I got veggie burgers and went nuts with sauces and fresh tomatoes and grilled onions and various cheeses and just the right brioche buns, each sandwich more delectable than the next. But still I craved my fix.

I considered the iconography, the bold graphics of the fast food packaging, the side of fries and a Coke.  Maybe it was convenience of not even having to leave my vehicle to have a ready meal in my hands?  But no combination seemed to satisfy the way a simple beef patty could. 

I know this process was far from scientific, but in the intervening years, I've developed a theory that perhaps the thing I miss, the taste I've developed, is for cruelty.

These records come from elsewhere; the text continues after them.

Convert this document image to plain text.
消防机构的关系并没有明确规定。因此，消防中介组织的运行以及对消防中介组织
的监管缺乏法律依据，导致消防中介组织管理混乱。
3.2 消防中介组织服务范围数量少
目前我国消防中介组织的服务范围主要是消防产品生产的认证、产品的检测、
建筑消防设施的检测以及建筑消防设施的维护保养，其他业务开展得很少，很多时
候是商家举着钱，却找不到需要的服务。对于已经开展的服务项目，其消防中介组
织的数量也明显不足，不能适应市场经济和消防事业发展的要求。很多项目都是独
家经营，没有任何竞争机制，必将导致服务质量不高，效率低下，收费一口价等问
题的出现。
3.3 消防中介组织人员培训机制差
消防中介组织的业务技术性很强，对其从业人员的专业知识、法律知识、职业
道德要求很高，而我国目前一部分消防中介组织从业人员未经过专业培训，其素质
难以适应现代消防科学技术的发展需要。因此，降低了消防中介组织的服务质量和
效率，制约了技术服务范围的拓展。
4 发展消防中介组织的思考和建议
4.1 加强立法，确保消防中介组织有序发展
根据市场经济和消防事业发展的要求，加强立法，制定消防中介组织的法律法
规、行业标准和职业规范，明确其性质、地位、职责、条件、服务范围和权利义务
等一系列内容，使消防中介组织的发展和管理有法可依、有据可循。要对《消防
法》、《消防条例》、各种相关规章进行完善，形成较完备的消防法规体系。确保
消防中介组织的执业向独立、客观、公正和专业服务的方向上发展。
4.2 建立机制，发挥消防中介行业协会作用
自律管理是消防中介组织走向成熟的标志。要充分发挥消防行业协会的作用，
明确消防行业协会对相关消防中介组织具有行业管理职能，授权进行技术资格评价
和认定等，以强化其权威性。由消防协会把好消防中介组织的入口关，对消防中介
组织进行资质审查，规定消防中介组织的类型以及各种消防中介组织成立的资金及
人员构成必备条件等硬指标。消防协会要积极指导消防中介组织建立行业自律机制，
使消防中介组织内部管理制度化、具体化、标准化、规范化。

The idea that we ingest all the suffering of the animals we eat isn't new, but it is poetic.  What would it look like if I limited my meat consumption to animals that were raised cruelty-free?  Would it make a non-placebo, noticeable difference?  Would I be what I eat, and thus be less cruel?

For now, I've just cut out bacon as a condiment, and I pause when making a sandwich at home and sometimes skip the meat altogether (lettuce, tomato, cheddar is a new favorite, and of course the old standby PB&J is a classic for a reason.)  I'm trying to retrain myself to consider it a meal when it contains a vegetable.  But generally, I'm mean as ever, and change is slow going.